So I’m on a historical fiction binge apparently—paused in the middle of The Baroque Cycle (I have like 4 other books waiting for me untouched before I go out and buy The System of the World, as much as I’ve loved it so far), and I’ve just finished this really, really cool historical romance, Georgette Heyer’sAn Infamous Army. (Another Xmas gift, but the last of them—I was saving it for a reason but that’s another story for another time. From Neuroscientist Reenie!)
I’ve never read a lot of romance (except Austen, obviously), but I think I should start. My friend Megan once told me back in our college days that it was like cleansing the literary palate to prepare you for the next main course, and I think that’s accurate in general. But when it comes to this specific romance novel, it’s a little heavier than that because she, pretty much action-for-action, describes the battle of Waterloo. Like… the whole thing. The plot is twisted up around the preparations for battle in Brussels, though they don’t know when or where it’ll be, the Duke of Wellington’s habits and “family”, and this love story between a Colonel on his staff and this crazy “bad girl” type. Which, seeing as most of what I know of Regency comes from Jane Austen, is pretty amazing to me.
And it’s stupid engaging. It’s so weird to have a book I can relax with in the bathtub during a soak that isn’t totally insipid and pointless. It’s an odd phenomenon, and I intend to read more. Why no one introduced me to this before, I don’t know, but I have Reenie’s family to thank for this, I’m sure.
Also, the last description of Waterloo I read was in the killer Jonathan Strange and Mr. Norrell. Where Strange keeps foisting magic off on Wellington and he’s getting all aggravated. So you know, cool to see the real deal (even if everything is more fun with magic—replacing that point of interest with the romantic hero, his bitter and useless rival, and their families and friends makes up for it.)

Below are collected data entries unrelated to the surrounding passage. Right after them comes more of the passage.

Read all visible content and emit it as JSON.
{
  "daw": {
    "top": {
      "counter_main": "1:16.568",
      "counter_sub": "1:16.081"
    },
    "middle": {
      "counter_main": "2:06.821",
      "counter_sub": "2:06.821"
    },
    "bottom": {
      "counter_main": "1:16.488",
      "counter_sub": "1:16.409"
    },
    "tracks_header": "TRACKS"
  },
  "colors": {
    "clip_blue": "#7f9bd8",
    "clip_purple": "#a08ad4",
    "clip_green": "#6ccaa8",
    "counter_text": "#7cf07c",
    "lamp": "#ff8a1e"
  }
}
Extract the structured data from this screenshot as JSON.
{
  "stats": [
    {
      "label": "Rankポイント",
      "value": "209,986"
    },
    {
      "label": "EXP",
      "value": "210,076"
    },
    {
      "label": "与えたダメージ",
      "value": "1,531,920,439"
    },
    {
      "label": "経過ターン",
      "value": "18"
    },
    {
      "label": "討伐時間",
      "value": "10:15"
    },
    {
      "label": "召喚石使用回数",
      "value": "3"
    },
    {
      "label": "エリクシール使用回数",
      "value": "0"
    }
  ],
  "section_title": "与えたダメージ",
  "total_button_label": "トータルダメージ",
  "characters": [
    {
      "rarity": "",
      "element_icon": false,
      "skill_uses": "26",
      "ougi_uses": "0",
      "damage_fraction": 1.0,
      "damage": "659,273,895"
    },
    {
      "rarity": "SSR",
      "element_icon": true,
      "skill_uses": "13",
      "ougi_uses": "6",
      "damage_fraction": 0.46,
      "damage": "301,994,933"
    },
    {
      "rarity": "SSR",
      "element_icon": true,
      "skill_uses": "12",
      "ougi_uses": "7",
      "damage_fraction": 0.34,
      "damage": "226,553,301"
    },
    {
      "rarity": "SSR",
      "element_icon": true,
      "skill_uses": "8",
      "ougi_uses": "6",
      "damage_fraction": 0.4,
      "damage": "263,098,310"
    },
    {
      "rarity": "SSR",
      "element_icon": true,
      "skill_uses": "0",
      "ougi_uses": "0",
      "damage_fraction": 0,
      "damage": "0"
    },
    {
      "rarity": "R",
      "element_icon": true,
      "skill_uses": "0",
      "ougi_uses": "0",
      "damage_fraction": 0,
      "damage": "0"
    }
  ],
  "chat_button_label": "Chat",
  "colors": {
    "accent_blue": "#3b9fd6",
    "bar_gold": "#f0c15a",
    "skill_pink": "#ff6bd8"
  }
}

Apparently I’m on an actual historical binge too. I have a bunch of nonfiction that wants my attention, some of it for research but most of it just for fun this time around. I bought McCullough’s John Adams while in Philadelphia last month, because I kept seeing the ads for the miniseries and getting all excited (I bought 1776 on a trip to Mt. Vernon last summer and literally couldn’t put it down. Nerd alert.) For good reason apparently, since the first two installments last weekend were so badass I’m impatient for the next one this week.
But I defy anyone to resist the awesome of Abigail Adams.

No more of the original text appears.